# Kleinere Probleme am Anfang....

## nono

Hi,

also ich arbeite jetzt seit 2 Tagen mit Gentoo und muß ehrlich gestehen, dass das Ganze doch recht einfach ist, wenn man etwas Geduld mitbringt und ab und zu auch jmd findet, der einem noch einen Tipp geben kann....

Und deshalb bin ich auch hier.   :Wink: 

Also dass Evolution beispielsweise Englisch ist, stört mich eigentlich gar nicht, aber was mir tierisch auf den Nerv geht, ist die Englische Rechtschreibprüfung. Ich hab zwar alle Menüs durchgesehen, aber nicht wirklich etwas gefunden....

Hat da jmd eine Idee, wie ich die englische Rechtschreibprüfung abstellen kann...?
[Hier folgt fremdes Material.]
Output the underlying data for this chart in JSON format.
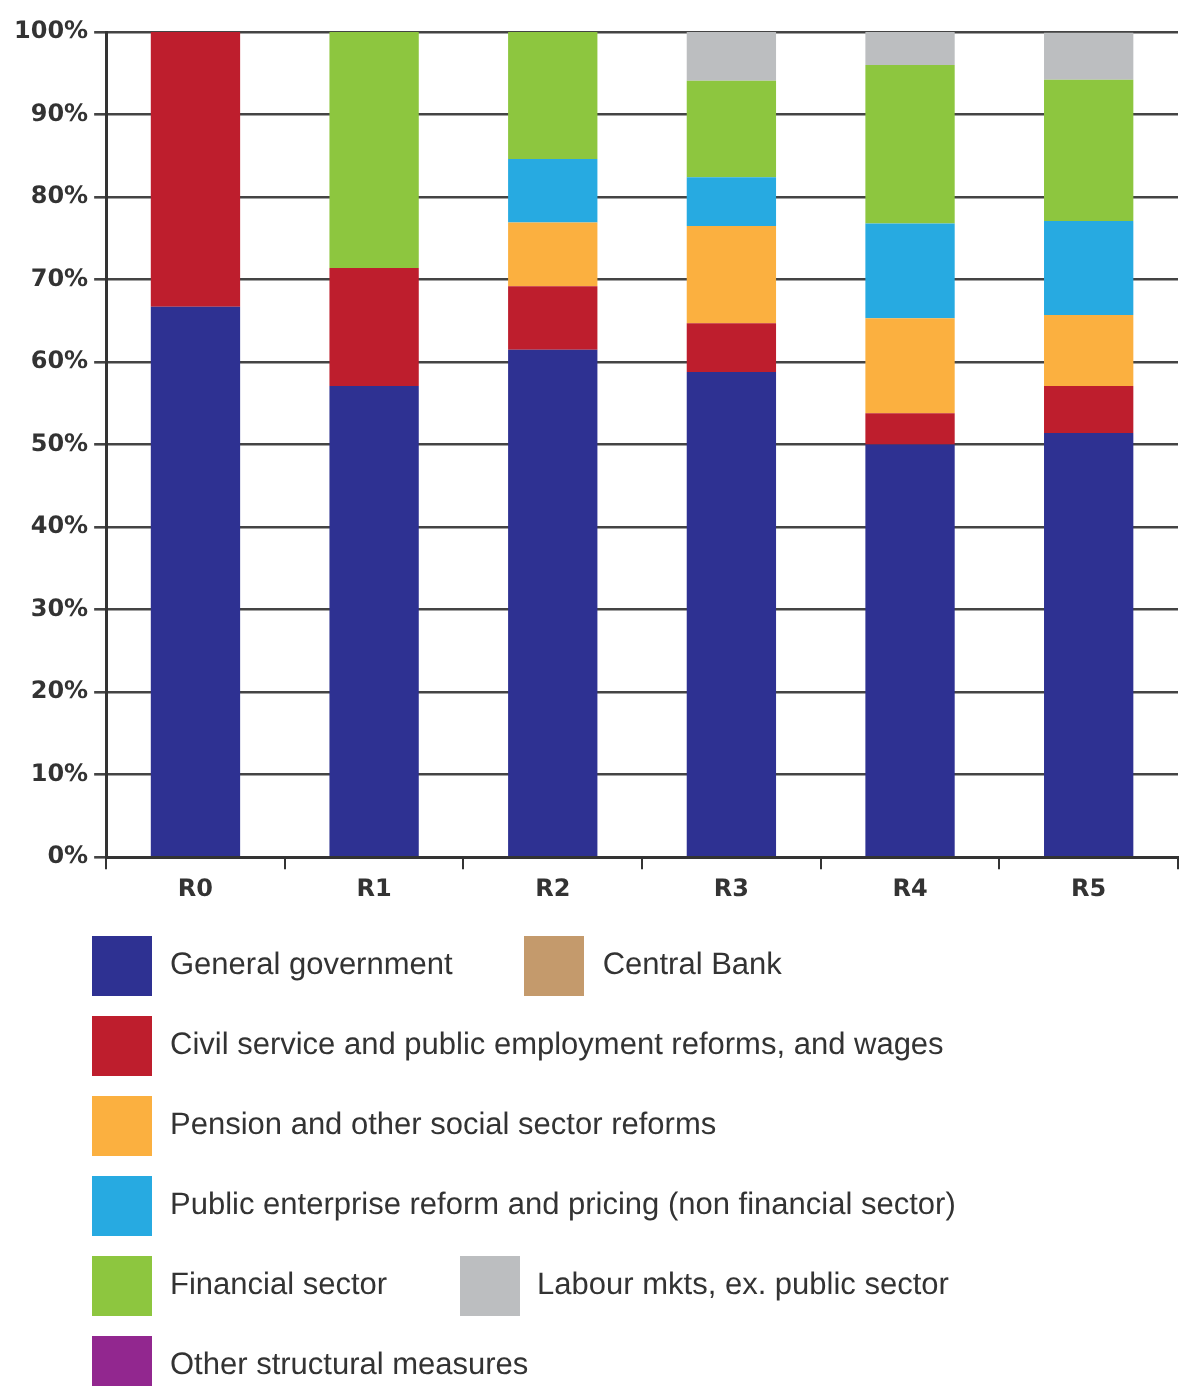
{
  "chart_data": {
    "type": "bar",
    "stacked": true,
    "categories": [
      "R0",
      "R1",
      "R2",
      "R3",
      "R4",
      "R5"
    ],
    "series": [
      {
        "name": "General government",
        "color": "#2e3192",
        "values": [
          66.7,
          57.1,
          61.5,
          58.8,
          50,
          51.4
        ]
      },
      {
        "name": "Central Bank",
        "color": "#c49a6c",
        "values": [
          0,
          0,
          0,
          0,
          0,
          0
        ]
      },
      {
        "name": "Civil service and public employment reforms, and wages",
        "color": "#be1e2d",
        "values": [
          33.3,
          14.3,
          7.7,
          5.9,
          3.8,
          5.7
        ]
      },
      {
        "name": "Pension and other social sector reforms",
        "color": "#fbb040",
        "values": [
          0,
          0,
          7.7,
          11.8,
          11.5,
          8.6
        ]
      },
      {
        "name": "Public enterprise reform and pricing (non financial sector)",
        "color": "#27aae1",
        "values": [
          0,
          0,
          7.7,
          5.9,
          11.5,
          11.4
        ]
      },
      {
        "name": "Financial sector",
        "color": "#8dc63f",
        "values": [
          0,
          28.6,
          15.4,
          11.7,
          19.2,
          17.1
        ]
      },
      {
        "name": "Labour mkts, ex. public sector",
        "color": "#bcbec0",
        "values": [
          0,
          0,
          0,
          5.9,
          4,
          5.7
        ]
      },
      {
        "name": "Other structural measures",
        "color": "#92278f",
        "values": [
          0,
          0,
          0,
          0,
          0,
          0
        ]
      }
    ],
    "ylim": [
      0,
      100
    ],
    "yticks": [
      {
        "value": 0,
        "label": "0%"
      },
      {
        "value": 10,
        "label": "10%"
      },
      {
        "value": 20,
        "label": "20%"
      },
      {
        "value": 30,
        "label": "30%"
      },
      {
        "value": 40,
        "label": "40%"
      },
      {
        "value": 50,
        "label": "50%"
      },
      {
        "value": 60,
        "label": "60%"
      },
      {
        "value": 70,
        "label": "70%"
      },
      {
        "value": 80,
        "label": "80%"
      },
      {
        "value": 90,
        "label": "90%"
      },
      {
        "value": 100,
        "label": "100%"
      }
    ],
    "grid": "y",
    "legend": "bottom"
  }
}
Anonsten ist Gentoo das Beste, was ich bisher erlebt hab....

Thanx, Nono.

Edit: Hat sich schon erledigt... https://forums.gentoo.org/viewtopic.php?t=4205&start=0&postdays=0&postorder=asc&highlight=evolution

----------

## Altanos

Hi,

wie währe es mit einem emerge search ispell?    :Idea: 

Wenn Du emerge ispell-de machst, hast Du jedenfalls schonmal die deutsche Rechtschreibung auf dem Rechner, die musst Du nur noch in Deinen Anwendungen einstellen. Z. B. im Kontrollcenter von KDE unter persönliche Einstellungen / Rechtschreibung.  :Wink: 

CU

Altanos

----------

## nono

Hi,

gute Idee... Danke.   :Wink: 

Ciao, Nono.

----------

## STiAT

für die deutschsprachigen programme kamma aber auch die std language auf de stellen, dann is alles deutsch, siehe deutsche localisation guide @ gentoo.de

----------